“Aye.”
“When you left Scotland, how was work going on the cottage next to the keep?”
“The walls were going up. I must thank ye, Jack Pike.”
“Why?”
“For finding a way to get Margaret a snug place to sleep. Since I cannae.”
Jack waved his hand, again embarrassed by being thought he was a better man than he was. Because for him, the cottage was for Helen. And she had traded her dirk for it.
“It’s Lady Kinmarloch’s doing, not mine.”
“Aye. We owe her so much. My Margaret widnae be here.”
Jack looked at Duncan’s face. The giant was staring down the hill, trying to see the place where they had left Mags and Helen.
“What do you mean?”
“My lady was the one who got Margaret out of the fire.”
What Helen had said on Jack’s first day in Dunmore. The village that had been burned by the Duke of Dunmore’s men. The sick girl in one of the cottages, not evacuated because that part of the village was in Kinmarloch and the people there had been given no warning. The girl who had lived but whose leg had been burned.
Jack cleared his throat. “Helen rescued Mags.”
“Aye. ’Twas terrible.”
“Tell me what happened.”
“There was nae time. People were crazed and running and screaming. I dinnae know Margaret well. She was just thirteen and I was sixteen, thinking myself a man. She was a child to me, then. Word of the fire spread to our forge, and my father and I got to the village just as my lady came up on her horse from her keep. She was trying to calm the people, to count them, to make them collect their families together.
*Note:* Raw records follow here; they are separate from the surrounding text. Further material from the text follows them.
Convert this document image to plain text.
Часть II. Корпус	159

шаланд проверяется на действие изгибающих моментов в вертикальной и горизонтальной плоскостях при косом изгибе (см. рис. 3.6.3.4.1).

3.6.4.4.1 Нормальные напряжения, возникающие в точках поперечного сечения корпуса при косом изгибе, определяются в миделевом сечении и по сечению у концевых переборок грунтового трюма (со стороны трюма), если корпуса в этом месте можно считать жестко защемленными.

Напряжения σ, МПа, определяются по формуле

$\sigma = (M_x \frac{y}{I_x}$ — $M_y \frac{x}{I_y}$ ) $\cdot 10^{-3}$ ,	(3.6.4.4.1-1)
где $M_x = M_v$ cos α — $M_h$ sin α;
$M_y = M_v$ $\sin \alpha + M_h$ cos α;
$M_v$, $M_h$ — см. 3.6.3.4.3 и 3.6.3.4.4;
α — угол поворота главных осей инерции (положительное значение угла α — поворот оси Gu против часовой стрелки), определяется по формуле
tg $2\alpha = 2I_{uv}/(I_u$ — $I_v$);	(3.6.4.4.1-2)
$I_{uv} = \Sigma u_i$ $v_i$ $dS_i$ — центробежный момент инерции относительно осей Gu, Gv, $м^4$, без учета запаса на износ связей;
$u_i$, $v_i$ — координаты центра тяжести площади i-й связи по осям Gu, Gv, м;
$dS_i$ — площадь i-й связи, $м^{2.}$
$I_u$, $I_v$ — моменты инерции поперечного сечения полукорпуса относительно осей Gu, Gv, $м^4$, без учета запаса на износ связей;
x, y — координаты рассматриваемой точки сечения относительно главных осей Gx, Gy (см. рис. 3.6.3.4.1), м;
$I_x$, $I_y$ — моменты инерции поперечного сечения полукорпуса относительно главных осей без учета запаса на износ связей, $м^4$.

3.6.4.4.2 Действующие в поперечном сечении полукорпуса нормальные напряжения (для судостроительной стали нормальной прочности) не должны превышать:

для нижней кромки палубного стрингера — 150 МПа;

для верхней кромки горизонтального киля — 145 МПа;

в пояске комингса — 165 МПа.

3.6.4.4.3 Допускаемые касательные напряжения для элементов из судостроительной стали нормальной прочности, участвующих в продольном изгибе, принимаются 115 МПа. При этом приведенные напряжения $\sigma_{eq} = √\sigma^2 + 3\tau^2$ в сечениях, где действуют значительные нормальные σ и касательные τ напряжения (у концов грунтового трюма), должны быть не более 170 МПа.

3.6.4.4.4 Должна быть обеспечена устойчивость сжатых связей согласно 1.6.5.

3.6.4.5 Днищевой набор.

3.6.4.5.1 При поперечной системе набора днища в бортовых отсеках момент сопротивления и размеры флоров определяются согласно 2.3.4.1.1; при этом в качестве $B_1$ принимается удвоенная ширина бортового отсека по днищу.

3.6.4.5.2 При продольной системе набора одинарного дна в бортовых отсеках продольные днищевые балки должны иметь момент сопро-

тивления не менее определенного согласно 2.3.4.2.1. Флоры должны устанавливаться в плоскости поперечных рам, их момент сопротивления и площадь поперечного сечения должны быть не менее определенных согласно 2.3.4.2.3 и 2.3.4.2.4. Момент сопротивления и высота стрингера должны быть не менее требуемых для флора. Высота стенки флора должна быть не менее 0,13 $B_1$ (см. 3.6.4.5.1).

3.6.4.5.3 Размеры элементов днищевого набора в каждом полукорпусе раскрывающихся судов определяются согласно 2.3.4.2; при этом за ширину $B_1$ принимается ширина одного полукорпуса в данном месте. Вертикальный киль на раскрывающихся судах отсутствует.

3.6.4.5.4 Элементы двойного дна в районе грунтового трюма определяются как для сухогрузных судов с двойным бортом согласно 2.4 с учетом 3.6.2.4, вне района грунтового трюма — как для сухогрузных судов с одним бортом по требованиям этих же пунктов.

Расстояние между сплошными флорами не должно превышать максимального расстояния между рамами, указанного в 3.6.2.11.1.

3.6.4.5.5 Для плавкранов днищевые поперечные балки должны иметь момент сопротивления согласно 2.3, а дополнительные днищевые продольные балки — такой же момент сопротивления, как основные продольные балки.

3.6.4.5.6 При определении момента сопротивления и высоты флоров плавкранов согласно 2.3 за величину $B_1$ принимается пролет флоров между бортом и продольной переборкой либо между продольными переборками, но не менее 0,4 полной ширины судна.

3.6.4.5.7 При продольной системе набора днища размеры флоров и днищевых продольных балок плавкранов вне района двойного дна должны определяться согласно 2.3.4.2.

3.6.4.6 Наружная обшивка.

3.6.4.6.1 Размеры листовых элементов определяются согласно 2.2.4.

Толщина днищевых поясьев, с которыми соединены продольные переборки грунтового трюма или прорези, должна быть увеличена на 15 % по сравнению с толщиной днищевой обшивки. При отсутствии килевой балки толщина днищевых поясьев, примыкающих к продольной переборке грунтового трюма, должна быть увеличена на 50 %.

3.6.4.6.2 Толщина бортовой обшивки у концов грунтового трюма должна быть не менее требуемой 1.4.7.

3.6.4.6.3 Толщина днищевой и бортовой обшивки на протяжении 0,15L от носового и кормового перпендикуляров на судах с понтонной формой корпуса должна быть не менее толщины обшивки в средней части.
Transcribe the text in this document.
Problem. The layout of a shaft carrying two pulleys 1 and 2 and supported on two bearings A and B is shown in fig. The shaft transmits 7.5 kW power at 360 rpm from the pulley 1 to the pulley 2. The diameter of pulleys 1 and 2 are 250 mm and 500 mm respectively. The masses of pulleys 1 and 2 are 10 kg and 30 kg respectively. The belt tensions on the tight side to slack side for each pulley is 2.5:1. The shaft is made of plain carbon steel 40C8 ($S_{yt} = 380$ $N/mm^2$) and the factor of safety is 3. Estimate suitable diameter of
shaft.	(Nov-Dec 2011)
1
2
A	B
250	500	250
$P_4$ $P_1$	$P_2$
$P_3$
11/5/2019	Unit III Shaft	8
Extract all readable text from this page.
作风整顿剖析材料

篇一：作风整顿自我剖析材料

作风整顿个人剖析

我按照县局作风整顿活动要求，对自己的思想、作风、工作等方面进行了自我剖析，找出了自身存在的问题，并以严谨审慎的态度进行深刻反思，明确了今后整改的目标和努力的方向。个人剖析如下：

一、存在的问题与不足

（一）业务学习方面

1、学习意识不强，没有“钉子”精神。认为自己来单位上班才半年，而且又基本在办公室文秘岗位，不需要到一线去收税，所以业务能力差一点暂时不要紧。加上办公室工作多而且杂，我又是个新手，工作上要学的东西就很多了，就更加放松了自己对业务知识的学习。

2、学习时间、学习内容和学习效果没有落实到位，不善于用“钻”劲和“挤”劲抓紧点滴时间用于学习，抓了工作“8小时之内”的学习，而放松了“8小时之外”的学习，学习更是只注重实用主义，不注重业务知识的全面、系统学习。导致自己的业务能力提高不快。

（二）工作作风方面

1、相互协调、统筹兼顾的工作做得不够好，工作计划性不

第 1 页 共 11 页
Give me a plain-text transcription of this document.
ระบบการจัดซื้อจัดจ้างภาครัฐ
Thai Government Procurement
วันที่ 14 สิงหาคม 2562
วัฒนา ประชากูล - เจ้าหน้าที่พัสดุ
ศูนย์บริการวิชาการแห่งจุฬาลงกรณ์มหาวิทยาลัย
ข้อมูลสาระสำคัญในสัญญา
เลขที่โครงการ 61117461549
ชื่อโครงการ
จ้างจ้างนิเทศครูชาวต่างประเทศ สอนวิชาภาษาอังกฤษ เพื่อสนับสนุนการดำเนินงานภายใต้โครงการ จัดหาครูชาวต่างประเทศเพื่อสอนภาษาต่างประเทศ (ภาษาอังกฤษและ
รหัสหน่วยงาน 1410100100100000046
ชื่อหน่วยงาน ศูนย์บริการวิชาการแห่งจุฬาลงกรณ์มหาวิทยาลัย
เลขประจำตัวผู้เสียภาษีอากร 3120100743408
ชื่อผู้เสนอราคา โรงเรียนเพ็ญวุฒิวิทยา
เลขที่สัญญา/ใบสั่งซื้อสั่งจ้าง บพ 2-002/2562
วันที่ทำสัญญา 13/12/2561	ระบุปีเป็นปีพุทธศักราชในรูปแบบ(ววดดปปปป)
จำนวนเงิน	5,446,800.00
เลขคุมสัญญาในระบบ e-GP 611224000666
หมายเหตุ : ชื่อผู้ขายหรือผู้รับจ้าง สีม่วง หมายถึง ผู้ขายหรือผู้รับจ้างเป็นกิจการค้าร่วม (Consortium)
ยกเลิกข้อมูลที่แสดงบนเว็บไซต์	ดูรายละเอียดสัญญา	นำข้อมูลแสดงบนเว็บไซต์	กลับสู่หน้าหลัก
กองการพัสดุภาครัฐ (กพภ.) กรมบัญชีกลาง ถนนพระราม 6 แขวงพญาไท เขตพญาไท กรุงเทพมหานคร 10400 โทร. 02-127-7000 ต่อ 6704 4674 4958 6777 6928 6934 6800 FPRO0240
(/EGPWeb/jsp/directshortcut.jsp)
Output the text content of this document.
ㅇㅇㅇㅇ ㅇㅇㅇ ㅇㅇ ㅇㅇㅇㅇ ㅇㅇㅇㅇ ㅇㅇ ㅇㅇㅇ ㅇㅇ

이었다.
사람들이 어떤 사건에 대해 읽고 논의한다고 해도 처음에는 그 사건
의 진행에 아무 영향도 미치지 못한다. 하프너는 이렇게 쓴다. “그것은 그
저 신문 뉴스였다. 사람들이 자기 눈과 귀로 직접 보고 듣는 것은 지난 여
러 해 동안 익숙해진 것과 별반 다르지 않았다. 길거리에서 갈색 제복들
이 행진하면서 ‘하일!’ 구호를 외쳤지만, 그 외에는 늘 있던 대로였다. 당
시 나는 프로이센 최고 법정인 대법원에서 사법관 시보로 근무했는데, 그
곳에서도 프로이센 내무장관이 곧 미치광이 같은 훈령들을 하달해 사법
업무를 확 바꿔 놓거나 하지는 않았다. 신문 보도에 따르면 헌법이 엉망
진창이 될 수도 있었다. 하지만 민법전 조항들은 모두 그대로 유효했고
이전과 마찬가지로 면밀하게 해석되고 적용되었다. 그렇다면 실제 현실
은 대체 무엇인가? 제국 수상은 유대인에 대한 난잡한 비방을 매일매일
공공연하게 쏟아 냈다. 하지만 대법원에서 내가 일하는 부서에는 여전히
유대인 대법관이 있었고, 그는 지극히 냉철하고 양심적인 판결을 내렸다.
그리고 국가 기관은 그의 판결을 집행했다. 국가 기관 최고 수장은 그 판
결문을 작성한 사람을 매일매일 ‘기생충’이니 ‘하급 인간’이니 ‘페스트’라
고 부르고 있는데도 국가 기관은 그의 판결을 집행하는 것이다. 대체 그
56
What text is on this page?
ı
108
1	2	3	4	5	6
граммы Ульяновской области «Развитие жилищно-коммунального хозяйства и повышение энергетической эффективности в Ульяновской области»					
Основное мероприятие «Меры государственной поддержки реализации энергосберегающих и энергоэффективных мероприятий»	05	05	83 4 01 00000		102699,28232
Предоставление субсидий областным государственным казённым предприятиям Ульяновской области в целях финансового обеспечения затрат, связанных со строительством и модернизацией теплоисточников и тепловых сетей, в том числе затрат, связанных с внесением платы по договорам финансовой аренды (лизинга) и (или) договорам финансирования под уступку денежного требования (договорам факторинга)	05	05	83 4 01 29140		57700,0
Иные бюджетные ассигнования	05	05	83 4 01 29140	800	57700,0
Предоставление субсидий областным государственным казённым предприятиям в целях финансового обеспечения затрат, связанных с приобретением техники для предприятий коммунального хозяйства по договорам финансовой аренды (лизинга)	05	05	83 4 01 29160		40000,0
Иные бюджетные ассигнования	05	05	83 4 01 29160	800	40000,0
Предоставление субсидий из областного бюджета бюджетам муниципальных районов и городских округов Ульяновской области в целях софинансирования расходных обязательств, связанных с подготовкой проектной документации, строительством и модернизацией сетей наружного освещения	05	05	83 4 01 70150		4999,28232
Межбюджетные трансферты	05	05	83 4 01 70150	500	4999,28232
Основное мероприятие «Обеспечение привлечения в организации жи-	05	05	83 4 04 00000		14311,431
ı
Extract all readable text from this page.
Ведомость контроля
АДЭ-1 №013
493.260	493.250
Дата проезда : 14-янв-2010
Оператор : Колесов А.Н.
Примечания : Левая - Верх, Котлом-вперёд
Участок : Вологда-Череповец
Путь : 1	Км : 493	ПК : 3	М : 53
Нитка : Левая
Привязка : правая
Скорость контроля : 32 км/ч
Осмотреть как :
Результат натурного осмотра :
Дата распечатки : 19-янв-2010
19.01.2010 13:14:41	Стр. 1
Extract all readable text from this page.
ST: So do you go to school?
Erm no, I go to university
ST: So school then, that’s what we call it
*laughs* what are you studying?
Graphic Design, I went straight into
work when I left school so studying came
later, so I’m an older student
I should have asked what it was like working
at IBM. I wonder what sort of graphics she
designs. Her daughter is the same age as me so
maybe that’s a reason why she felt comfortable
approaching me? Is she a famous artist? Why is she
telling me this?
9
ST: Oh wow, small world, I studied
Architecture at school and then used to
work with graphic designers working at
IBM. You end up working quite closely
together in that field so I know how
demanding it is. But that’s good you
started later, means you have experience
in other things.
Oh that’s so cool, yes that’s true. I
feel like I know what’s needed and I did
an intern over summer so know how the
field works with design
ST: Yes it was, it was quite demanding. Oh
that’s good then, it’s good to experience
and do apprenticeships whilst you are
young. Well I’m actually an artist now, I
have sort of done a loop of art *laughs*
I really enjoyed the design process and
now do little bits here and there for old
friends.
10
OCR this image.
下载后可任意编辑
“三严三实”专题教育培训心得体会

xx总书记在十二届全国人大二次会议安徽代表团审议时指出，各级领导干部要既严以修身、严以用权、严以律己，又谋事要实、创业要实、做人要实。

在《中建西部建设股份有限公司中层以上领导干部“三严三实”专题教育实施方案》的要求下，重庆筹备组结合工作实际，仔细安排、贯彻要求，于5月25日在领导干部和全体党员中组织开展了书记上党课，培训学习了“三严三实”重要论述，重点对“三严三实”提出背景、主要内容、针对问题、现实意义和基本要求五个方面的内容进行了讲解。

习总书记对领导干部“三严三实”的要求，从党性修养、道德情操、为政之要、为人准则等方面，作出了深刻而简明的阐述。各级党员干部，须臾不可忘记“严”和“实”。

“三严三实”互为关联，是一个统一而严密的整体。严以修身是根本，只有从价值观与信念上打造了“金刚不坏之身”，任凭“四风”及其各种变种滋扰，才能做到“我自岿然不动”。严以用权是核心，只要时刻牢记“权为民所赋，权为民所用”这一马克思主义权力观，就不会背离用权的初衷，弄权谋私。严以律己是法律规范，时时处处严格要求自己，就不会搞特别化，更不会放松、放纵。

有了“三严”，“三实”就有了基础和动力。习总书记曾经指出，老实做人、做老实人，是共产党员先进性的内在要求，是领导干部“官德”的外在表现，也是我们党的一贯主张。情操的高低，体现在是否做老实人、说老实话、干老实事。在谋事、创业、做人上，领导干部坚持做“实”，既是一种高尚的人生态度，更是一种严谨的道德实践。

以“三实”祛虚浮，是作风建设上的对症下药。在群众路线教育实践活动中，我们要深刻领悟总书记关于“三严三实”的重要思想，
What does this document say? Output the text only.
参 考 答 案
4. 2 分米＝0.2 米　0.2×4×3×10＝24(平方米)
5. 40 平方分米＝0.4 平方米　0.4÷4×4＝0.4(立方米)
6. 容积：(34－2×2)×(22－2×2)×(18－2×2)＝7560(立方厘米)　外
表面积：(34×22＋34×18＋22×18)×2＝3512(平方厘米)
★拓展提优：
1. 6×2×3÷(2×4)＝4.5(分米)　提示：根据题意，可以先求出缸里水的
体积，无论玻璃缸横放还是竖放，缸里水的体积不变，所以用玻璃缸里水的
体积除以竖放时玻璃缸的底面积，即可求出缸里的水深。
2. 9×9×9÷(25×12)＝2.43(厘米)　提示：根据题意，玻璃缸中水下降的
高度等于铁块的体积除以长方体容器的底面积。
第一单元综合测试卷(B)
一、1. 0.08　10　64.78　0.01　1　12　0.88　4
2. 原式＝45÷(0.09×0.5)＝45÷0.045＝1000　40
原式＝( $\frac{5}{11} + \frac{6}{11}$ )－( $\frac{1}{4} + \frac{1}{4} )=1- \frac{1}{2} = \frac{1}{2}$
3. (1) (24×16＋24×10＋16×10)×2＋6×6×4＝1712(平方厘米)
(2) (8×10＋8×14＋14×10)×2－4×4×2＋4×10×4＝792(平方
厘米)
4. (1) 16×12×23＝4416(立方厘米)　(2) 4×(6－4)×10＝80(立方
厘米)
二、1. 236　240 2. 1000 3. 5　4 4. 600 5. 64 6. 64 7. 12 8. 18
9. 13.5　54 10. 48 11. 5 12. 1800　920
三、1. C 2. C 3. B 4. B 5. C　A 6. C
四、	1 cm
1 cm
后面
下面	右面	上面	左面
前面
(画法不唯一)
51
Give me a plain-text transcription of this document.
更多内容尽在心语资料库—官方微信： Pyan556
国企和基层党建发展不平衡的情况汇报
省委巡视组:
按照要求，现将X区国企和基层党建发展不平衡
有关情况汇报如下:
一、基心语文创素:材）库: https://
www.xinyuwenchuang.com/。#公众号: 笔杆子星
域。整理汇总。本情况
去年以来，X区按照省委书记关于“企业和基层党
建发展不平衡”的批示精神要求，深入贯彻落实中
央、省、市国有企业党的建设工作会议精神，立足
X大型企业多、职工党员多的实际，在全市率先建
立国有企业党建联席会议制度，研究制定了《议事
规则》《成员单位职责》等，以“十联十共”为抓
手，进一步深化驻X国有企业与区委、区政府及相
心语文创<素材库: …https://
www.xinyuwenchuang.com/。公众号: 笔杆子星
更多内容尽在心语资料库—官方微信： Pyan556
Then someone remembered Margaret, feverish in her aunt’s cottage. I dinnae know why, but the rest of us dinnae move. But my lady ran like the devil himself was behind her and went into that cottage, the roof aflame, and dragged Margaret out.”
There was a long silence.
“When it should have been me. Or any of the able men there. So, I will do anything for the Countess of Kinmarloch.”
Jack looked at Duncan and the young man was looking at him with a look Jack knew well. The look of a soldier for his enemy.
“Margaret sleeps heavy and is an innocent. But I have ears and I know what passed between ye and my lady two nights ago.” Duncan’s hands hung loosely at his sides but his body was poised and tense. “My lady can do as she likes. If she wants ye, that is her right. She is a countess and shouldnae be deprived just because there is nae man good enough for her to wed in Kinmarloch. But I am still her honor guard, even here. Even in London.”
“Yes.”
“Just so ye know.”
There was a silence.
“Is the Duke of Dunmore good enough for her, Jack Pike?”
Jack took a deep breath. “No.”
“I dinnae think so. How could he be? But she is set on him. And willing for the rest of us. She dinnae care about herself.” Now a smile twitched Duncan’s mouth and his body relaxed. “So, I am glad, for once, she has taken something for herself. Something more than a hambone.”
“What’s that?”
“Ye, Jack Pike.”
Twenty-Two
Helen brought her knees up to her chest and looked at the river and the boats going by. She had not cast up her accounts since she was a child.